The random trails seem to be a harder problem than the Santa Fe trail, only three runs
evolved programs which could follow all 50 trails. Another aspect of this increased difficulty is the evolved solution given in [Koz92, page 154,] to the Santa Fe trail scores less than half marks on the random trails. In contrast each of the first programs found which could pass all 50 random trails can also follow the Santa Fe trail.
There is some evidence that the random trails are themselves enough to avoid convergence of the GP population. If we look at the fraction of the population created before the first best of generation program is found, cf. Fig. 7, even without a penalty it remains near 100 (i.e. ) rather than falling to near one. With a penalty then it remains near to 200 (like the runs with large or modest penalties on the Santa Fe trail). However lack of convergence would suggest that the fraction of children behaving as their parents would be small, whereas it behaves similarly to the Santa Fe runs and with low penalties (20% or less) the fraction rises to about 80% by the end of the run (cf. Fig. 9). With higher penalties the fraction also behaves like the Santa Fe runs and remains near its initial value until the end of the runs. Again variety is near unity and does not show this convergence at all. (With no penalty then variety reaches 97% on average at generation 50 and with a penalty it is about 95% on average again).
The lower covariance of length and fitness in the initial populations compared to the Santa Fe trail is surprising (comparing Fig. 10 and Fig. 11). Possibly it is simply due to some difference between the first random trail and the Santa Fe trail. Comparing Fig. 11 with Fig. 10 we see there is no longer a clear separation between runs based upon strength of plagiarism penalty. After generation 15 low penalty runs tend to have smaller covariances than with the Santa Fe trail. This is reflected in the generally lower increase in program size. The lower covariance may be simply due to increased randomness in the fitness function. In contrast when we look at the correlation between score and size (i.e. excluding penalty, cf. Fig. 13) the high penalty runs have an obviously lower correlation. This shows that the penalty has changed the nature of the evolved programs. Striking confirmation for this is given in Fig. 15, which shows with the dynamic fitness function and a high plagiarism penalty, programs with very different behaviour evolve than is the case with the Santa Fe trail or with low penalty.

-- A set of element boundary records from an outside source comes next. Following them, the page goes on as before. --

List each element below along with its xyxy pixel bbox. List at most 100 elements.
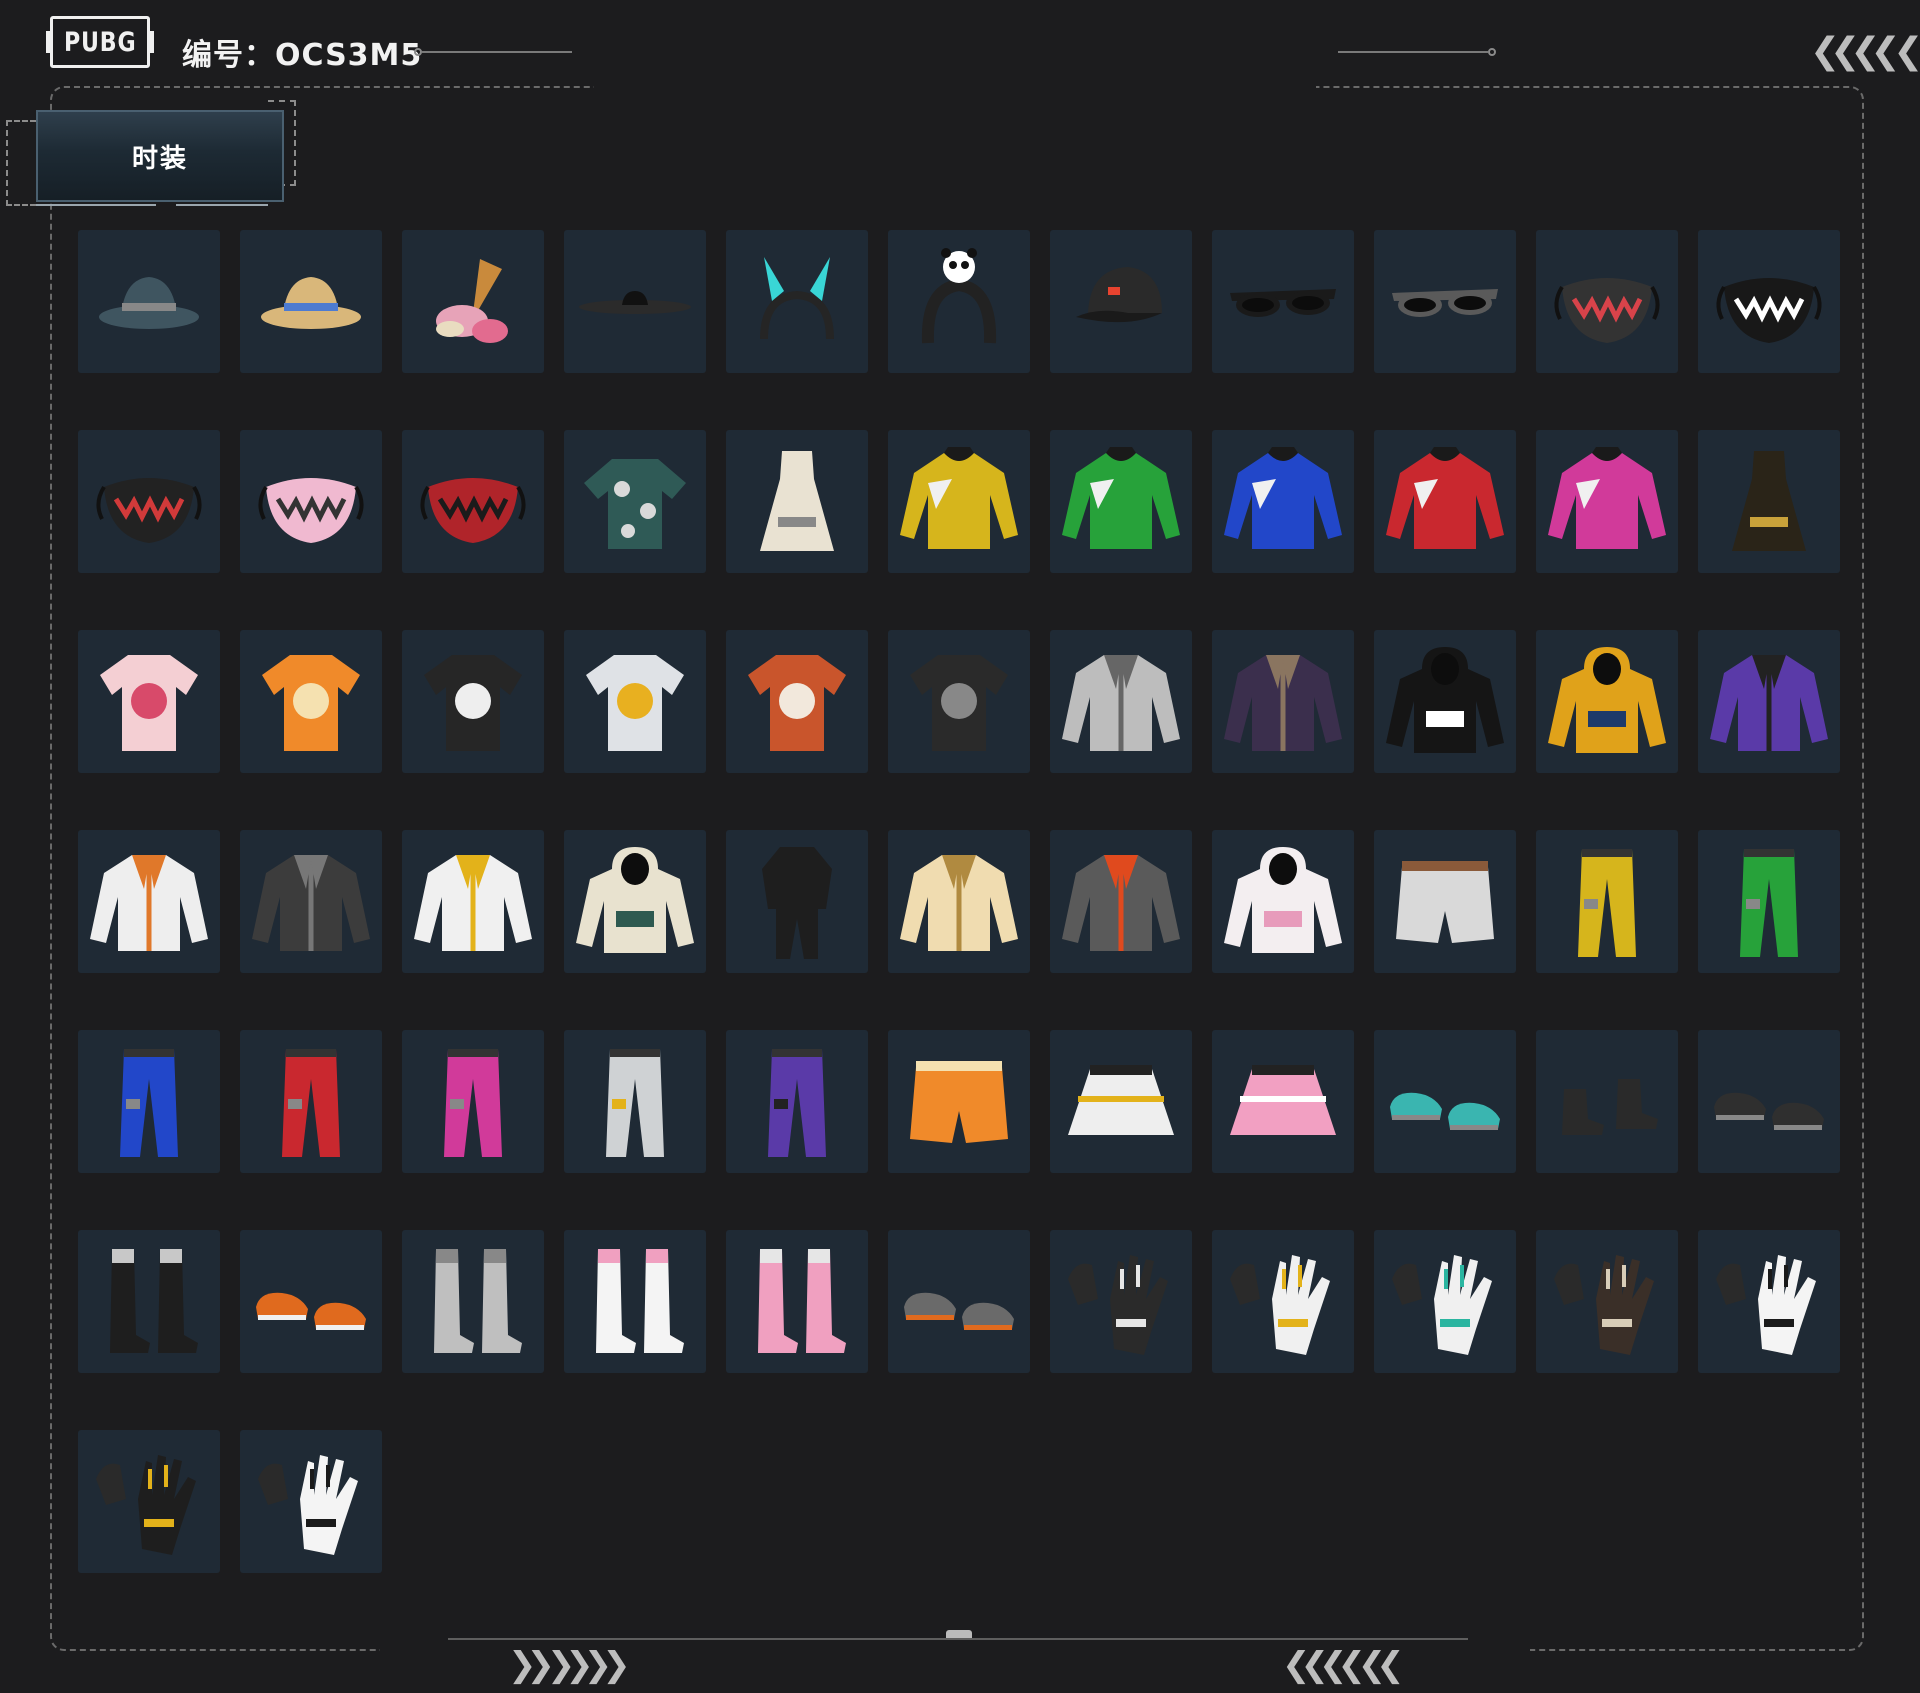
item-slot[interactable] [1374,230,1516,373]
item-slot[interactable] [888,830,1030,973]
yellow-moto-gloves-icon [1230,1254,1330,1355]
orange-sneakers-icon [256,1292,366,1330]
pubg-logo: PUBG [46,16,154,68]
yellow-jersey-icon [900,446,1018,549]
qipao-dress-icon [1732,450,1806,551]
purple-leather-jacket-icon [1224,654,1342,751]
frame-gap-top [594,80,1316,92]
header-line-dot-left [414,48,422,56]
item-slot[interactable] [402,1230,544,1373]
item-slot[interactable] [888,630,1030,773]
item-slot[interactable] [240,1430,382,1573]
item-slot[interactable] [240,230,382,373]
serial-number: 编号：OCS3M5 [182,38,423,73]
item-slot[interactable] [402,630,544,773]
item-slot[interactable] [78,630,220,773]
item-slot[interactable] [564,230,706,373]
item-slot[interactable] [1374,430,1516,573]
footer-chevrons-right-icon: ❮❮❮❮ ❮❮ [1282,1645,1405,1685]
item-slot[interactable] [1698,1230,1840,1373]
item-slot[interactable] [240,630,382,773]
header-line-left [422,51,572,53]
item-slot[interactable] [1536,430,1678,573]
item-slot[interactable] [726,1230,868,1373]
item-slot[interactable] [240,430,382,573]
item-slot[interactable] [1374,1230,1516,1373]
item-slot[interactable] [402,830,544,973]
item-slot[interactable] [888,1030,1030,1173]
item-slot[interactable] [402,230,544,373]
item-slot[interactable] [1212,630,1354,773]
footer-chevrons-left-icon: ❯❯ ❯❯❯❯ [508,1645,631,1685]
item-slot[interactable] [1212,1230,1354,1373]
item-slot[interactable] [78,1430,220,1573]
pink-face-mask-icon [258,477,364,543]
item-slot[interactable] [402,1030,544,1173]
item-slot[interactable] [1374,630,1516,773]
pink-fishnet-boots-icon [758,1248,846,1353]
item-slot[interactable] [1050,230,1192,373]
item-slot[interactable] [1698,430,1840,573]
item-slot[interactable] [1050,1030,1192,1173]
item-slot[interactable] [240,1230,382,1373]
tab-costume[interactable]: 时装 [36,110,284,202]
item-slot[interactable] [402,430,544,573]
item-slot[interactable] [1698,230,1840,373]
item-slot[interactable] [1536,830,1678,973]
item-slot[interactable] [564,830,706,973]
item-slot[interactable] [564,430,706,573]
item-slot[interactable] [78,1030,220,1173]
item-slot[interactable] [726,830,868,973]
tab-outline [6,120,36,206]
item-slot[interactable] [1212,230,1354,373]
item-slot[interactable] [1536,1230,1678,1373]
item-slot[interactable] [1050,830,1192,973]
item-slot[interactable] [726,430,868,573]
logo-text: PUBG [63,26,137,58]
item-slot[interactable] [1212,830,1354,973]
fur-boots-icon [110,1248,198,1353]
winner-tshirt-icon [910,654,1008,751]
blue-pants-icon [120,1048,178,1157]
item-slot[interactable] [1536,1030,1678,1173]
item-slot[interactable] [1374,1030,1516,1173]
item-slot[interactable] [240,1030,382,1173]
item-slot[interactable] [888,430,1030,573]
item-slot[interactable] [564,630,706,773]
item-slot[interactable] [726,1030,868,1173]
item-slot[interactable] [726,630,868,773]
item-slot[interactable] [1698,1030,1840,1173]
scroll-handle[interactable] [946,1630,972,1638]
yellow-pants-icon [1578,848,1636,957]
item-slot[interactable] [78,1230,220,1373]
item-slot[interactable] [726,230,868,373]
item-slot[interactable] [888,230,1030,373]
green-jersey-icon [1062,446,1180,549]
straw-hat-icon [261,276,361,329]
category-tab-group: 时装 [6,100,296,212]
item-slot[interactable] [564,1030,706,1173]
item-slot[interactable] [78,430,220,573]
item-slot[interactable] [1050,630,1192,773]
item-slot[interactable] [78,230,220,373]
item-slot[interactable] [1536,630,1678,773]
item-slot[interactable] [240,830,382,973]
pink-white-hoodie-icon [1224,846,1342,953]
teal-moto-gloves-icon [1392,1254,1492,1355]
baseball-cap-icon [1076,266,1162,322]
item-slot[interactable] [1050,1230,1192,1373]
white-pleated-skirt-icon [1068,1064,1174,1135]
red-jersey-icon [1386,446,1504,549]
item-slot[interactable] [1698,830,1840,973]
item-slot[interactable] [888,1230,1030,1373]
panda-gloves-icon [258,1454,358,1555]
item-slot[interactable] [1212,1030,1354,1173]
red-demon-mask-icon [420,477,526,543]
item-slot[interactable] [564,1230,706,1373]
item-slot[interactable] [1374,830,1516,973]
item-slot[interactable] [78,830,220,973]
item-slot[interactable] [1212,430,1354,573]
item-slot[interactable] [1536,230,1678,373]
item-slot[interactable] [1698,630,1840,773]
item-slot[interactable] [1050,430,1192,573]
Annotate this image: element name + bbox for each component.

The large number of ant operations per program execution (cf. Fig. 15) might indicate that non-general, or trail specific, programs have been evolved. This is confirmed in that the best scores (averaged over 50 runs) in the last generation are between 66% (100% penalty) and and 81% (20% penalty) for the last trail (cf. Fig. 3) but the best programs in the same populations (averaged over 10 runs) only score 40% (100% penalty) to 73% (0% penalty) when tested on all 50 trails (cf. Fig. 16). That is populations evolved with high plagiarism penalties do considerably better on the immediate training case than they do on the more general one. The difference is not so marked in runs with low penalties.
Considering successful crossovers is more difficult when the fitness function changes as most improvements in performance stem from decreases in the difficulty of the training case from one generation to the next. However in the first ten runs with no penalty there were on average 5,825.5 successful crossovers
and 4,933.2 with 100% penalty. In low penalty runs improvements are found mainly in generations with easier tests but they are spread more widely in high penalty runs.
The scores of parents with dynamic test cases behaves like those with the Santa Fe trail. I.e. runs with low penalties show convergence in that (in all but one of the first ten runs) the scores of the parents of all (or the vast majority) of the children in the last generation are identical (or have one of two values). With runs with high penalty there is more variation (with on average 29.1 different scores acting as first parents to children in the final population).